My story, just like everyone else’s, is a complicated one. I am 18, living with both my parents and my younger sister. I was born and raised in a very traditional Chinese family. Schoolwork came first. I had to get the grades in order to have a steady future. I learned to believe in the Holy Trinity: growing up to either be a doctor, lawyer or investment banker, the three most lucrative, sought after jobs in the market. Anything else meant that you had no future or success. To guarantee we did well in school, I had to go to prep school on the weekends in addition to public school. Both gave a ton of homework and I was just in elementary school. After schoolwork, came musical talent. From violin to flute to the piano, Chinese parents expect their children to do well in school and master a musical instrument. My parents decided to choose the piano for me. I started at the age of four and still play to this day. After musical instrument came artistic talent. Throughout elementary school my weeks were filled. School six days a week, then piano on Saturdays and art classes on Sundays. There was no time for rest or fun and games. However once I started middle school, my parents decided to give me a bit more freedom. It was not because they felt bad for me, it was becaues maintaining a reputation was key. My friends from middle school were not all asian anymore. They were mainly caucasian and my parents did not want to be the known as the parents that were overbearing and crazy. They also had my younger sister to take care of. I was finally free to go out and hang out with my friends and do as I please. I wasn’t constantly being watched over anymore. Now that I look back on it, I do not regret the decisions my parents made for me. Because of them, I am the hardworking, driven, and independent person I am today. Even though my parents were strict as I gre older, I have always kept their teachings close to me. When they were not there to push me, I pushed myself to be better. I have become a lot more independent because of them. Also, just like them I believe reputation is key. If a person cannot present him or herself properly, then it is a dealbreaker. This belief makes me always want to striv to be better than what I already am. It also makes me more of a cautious person.

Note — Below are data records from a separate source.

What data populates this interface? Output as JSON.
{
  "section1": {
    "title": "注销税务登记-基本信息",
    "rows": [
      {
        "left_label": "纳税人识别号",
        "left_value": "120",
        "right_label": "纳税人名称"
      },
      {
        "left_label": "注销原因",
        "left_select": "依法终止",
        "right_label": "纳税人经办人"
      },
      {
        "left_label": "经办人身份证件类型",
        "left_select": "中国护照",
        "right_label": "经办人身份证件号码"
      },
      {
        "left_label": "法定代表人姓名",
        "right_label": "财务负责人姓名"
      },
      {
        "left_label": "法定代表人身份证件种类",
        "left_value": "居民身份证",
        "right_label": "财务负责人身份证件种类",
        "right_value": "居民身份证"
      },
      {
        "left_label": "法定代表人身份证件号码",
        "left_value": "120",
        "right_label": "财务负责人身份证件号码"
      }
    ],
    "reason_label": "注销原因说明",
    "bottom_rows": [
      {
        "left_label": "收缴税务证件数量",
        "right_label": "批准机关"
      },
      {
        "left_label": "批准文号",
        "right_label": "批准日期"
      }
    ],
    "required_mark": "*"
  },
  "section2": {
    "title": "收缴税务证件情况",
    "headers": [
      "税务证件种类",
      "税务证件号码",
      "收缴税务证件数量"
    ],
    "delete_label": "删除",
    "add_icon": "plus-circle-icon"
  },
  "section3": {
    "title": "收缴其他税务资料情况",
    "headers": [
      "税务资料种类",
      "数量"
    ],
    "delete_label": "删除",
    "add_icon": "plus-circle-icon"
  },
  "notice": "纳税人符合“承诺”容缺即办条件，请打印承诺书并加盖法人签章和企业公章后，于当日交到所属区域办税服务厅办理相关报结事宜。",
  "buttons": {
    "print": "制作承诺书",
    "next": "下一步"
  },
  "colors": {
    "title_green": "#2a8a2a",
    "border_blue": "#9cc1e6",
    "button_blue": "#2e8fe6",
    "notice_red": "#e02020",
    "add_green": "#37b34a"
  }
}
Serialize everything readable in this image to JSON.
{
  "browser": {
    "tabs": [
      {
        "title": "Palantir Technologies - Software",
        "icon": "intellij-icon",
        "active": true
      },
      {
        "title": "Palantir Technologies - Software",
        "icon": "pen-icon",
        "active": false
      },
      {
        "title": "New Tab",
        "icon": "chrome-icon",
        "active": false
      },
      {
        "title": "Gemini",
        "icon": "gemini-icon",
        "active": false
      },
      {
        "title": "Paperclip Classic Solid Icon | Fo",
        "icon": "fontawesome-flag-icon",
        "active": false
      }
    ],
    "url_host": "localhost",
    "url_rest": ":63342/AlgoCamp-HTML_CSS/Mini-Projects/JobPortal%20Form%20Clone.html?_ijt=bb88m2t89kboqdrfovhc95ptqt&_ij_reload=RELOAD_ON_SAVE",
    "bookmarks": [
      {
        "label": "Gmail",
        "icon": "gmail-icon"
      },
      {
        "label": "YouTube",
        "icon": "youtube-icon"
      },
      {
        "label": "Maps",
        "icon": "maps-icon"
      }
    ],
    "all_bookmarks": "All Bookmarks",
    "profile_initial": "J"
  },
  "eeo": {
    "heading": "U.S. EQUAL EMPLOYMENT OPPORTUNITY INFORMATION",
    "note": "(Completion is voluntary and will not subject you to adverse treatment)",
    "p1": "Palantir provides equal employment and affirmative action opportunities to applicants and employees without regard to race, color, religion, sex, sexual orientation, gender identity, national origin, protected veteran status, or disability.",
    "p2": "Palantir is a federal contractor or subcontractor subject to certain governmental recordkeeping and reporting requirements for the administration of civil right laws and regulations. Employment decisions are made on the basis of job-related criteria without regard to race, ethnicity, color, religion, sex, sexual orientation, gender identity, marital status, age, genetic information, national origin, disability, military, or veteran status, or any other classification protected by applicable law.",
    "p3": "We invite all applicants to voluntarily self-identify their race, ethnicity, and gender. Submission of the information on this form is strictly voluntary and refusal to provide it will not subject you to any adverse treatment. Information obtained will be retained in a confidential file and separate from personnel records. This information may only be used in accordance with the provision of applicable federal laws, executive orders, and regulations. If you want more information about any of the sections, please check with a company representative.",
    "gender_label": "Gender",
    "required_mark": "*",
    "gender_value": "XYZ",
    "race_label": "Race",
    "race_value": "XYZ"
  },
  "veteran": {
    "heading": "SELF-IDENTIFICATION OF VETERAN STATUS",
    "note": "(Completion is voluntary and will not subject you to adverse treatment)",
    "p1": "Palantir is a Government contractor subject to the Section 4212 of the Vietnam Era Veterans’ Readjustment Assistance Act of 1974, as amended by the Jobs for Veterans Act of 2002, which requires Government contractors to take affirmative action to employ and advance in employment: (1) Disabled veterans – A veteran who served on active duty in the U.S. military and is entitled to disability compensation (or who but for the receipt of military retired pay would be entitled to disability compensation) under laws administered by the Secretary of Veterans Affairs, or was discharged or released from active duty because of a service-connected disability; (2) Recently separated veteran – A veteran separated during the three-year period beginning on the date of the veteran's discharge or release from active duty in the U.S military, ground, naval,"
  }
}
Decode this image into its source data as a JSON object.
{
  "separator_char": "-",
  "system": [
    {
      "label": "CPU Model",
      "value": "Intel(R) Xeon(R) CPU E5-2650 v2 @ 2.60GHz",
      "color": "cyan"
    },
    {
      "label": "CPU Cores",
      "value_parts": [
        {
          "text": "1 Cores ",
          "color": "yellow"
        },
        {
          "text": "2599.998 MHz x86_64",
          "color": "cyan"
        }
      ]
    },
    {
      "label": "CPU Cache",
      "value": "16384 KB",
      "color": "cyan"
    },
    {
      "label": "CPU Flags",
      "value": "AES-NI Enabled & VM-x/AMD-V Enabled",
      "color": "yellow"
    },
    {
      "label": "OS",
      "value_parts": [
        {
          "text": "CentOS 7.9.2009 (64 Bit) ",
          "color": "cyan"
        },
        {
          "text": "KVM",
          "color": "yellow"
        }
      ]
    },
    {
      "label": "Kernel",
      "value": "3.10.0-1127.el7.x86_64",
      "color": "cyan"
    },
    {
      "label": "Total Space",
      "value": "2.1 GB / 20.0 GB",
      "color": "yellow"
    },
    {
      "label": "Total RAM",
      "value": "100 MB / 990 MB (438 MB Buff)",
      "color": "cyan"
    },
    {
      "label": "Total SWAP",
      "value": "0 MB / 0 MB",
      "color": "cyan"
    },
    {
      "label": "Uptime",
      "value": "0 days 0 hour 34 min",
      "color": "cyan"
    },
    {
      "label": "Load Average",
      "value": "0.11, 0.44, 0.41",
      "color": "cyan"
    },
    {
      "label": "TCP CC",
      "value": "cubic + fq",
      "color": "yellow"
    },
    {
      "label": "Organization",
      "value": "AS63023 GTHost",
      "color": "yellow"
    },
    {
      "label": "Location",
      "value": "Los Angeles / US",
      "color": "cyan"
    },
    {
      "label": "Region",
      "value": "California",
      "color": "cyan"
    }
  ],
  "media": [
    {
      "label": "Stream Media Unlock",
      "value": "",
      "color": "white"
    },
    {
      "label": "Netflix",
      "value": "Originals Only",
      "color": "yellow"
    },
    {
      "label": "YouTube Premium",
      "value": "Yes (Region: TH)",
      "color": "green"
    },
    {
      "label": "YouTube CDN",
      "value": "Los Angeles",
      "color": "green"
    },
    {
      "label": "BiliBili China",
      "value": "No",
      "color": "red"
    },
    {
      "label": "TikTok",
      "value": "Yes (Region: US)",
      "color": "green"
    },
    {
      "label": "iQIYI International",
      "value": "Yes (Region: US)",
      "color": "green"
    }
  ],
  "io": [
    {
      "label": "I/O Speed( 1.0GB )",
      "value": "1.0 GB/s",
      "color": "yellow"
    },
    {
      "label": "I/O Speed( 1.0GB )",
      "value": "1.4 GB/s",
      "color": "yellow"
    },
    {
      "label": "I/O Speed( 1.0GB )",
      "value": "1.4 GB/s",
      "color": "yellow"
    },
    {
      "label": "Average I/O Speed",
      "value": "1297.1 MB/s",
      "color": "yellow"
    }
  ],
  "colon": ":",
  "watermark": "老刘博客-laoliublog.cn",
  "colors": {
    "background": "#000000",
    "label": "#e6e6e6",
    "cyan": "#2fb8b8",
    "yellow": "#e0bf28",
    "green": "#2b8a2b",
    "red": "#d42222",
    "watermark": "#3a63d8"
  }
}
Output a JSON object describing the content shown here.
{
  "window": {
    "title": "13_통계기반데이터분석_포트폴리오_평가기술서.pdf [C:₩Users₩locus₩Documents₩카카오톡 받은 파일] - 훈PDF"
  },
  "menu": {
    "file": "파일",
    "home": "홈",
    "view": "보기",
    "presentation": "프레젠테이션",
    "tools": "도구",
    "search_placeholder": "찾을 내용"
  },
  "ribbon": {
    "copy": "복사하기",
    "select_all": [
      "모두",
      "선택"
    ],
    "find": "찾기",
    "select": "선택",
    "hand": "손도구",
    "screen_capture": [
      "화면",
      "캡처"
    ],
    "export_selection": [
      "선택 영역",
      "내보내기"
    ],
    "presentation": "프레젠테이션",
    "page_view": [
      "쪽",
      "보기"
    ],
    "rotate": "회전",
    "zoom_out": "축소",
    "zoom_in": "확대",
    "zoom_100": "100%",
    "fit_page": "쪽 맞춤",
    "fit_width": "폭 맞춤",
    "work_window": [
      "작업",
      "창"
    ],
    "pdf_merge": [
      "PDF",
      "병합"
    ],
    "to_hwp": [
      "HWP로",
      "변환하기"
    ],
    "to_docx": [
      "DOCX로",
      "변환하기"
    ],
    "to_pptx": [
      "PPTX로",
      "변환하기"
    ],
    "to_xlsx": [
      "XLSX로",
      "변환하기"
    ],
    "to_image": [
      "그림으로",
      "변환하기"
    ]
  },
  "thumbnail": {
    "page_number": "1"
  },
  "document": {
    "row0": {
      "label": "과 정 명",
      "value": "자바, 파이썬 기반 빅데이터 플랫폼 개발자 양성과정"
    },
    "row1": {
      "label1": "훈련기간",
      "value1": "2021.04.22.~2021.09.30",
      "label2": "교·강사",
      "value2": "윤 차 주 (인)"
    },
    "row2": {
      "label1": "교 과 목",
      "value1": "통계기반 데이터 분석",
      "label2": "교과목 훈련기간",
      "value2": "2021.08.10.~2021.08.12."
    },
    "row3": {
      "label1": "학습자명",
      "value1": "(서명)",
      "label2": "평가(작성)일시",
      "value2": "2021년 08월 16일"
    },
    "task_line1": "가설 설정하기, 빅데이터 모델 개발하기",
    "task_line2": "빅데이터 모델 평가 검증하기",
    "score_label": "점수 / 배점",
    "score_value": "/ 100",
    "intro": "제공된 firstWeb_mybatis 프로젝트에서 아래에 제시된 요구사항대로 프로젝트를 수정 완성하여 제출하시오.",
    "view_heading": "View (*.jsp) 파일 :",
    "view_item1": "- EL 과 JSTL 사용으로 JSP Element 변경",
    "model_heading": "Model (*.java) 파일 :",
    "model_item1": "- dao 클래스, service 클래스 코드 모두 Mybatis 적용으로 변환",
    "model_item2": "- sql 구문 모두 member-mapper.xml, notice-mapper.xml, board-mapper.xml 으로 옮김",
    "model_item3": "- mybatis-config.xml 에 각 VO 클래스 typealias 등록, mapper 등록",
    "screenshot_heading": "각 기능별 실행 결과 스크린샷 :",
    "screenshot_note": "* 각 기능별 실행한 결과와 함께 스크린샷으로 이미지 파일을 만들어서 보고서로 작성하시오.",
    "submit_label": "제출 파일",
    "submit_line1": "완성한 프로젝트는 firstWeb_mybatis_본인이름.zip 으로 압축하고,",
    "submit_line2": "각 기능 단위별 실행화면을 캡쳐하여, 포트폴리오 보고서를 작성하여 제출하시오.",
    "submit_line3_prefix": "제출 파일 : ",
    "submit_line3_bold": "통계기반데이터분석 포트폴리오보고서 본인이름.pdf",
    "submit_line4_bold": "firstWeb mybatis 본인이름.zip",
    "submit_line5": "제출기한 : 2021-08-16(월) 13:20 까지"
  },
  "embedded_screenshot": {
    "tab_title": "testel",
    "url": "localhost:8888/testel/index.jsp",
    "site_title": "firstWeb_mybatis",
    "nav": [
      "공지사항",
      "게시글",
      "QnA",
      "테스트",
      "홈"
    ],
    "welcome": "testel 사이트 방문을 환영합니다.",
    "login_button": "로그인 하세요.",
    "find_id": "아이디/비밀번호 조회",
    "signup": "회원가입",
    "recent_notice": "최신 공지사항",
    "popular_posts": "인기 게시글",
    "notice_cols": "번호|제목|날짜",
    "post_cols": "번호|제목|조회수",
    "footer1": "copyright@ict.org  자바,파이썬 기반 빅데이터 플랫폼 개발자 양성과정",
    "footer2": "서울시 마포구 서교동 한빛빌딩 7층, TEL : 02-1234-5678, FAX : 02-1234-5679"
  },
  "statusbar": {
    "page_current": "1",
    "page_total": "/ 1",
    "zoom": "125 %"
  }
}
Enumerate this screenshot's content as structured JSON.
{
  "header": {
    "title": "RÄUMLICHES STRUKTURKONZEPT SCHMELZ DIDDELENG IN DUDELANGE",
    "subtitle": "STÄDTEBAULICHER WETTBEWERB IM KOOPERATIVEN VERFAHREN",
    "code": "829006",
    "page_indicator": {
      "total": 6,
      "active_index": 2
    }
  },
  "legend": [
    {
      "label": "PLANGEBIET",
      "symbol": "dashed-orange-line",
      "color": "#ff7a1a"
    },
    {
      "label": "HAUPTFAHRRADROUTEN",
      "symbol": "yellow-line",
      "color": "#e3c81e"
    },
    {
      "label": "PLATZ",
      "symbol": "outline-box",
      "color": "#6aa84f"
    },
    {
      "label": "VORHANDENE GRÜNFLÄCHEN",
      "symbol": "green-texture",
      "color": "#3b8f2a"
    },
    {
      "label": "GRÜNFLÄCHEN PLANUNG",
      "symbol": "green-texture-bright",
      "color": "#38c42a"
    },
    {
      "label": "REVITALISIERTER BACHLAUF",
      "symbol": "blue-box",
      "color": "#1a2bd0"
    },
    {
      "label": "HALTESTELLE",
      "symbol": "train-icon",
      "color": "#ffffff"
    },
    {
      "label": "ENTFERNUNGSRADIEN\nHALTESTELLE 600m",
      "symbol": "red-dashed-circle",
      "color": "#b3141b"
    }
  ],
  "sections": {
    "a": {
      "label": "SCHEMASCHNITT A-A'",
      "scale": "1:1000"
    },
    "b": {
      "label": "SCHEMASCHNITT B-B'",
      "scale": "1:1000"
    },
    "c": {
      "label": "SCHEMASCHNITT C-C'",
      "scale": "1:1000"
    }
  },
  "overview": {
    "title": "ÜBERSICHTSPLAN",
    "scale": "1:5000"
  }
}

I’m finally in college now. One month in. To be honest, Baruch was not my first choice. When I decided to attend, I had no idea what to expect. I thought it would make me unhappy and I’m not sure why I thought that. I was scared. I remember telling my parents the day before classes that I was terrified for my life. I wanted a learning environment where people were motivated to learn, to question the professor, to be able to feel comfortable sharing their stories and experiences with everyone. Now that I look back on my first month of college, the Baruch Honors program definitely gave me the environment I wanted. Sure, there is no campus or dorms that are nearby, but in return I get to keep enjoying the city that I love. I have found friends that make me break away from my comfort zone and make me be the best person I can possibly be. I do not regret choosing to come here. In my first semester I hope to do well in my classes and just to enjoy learning while having fun. This is all a new experience to me and I will take it day by day because the goods in life do not come easy.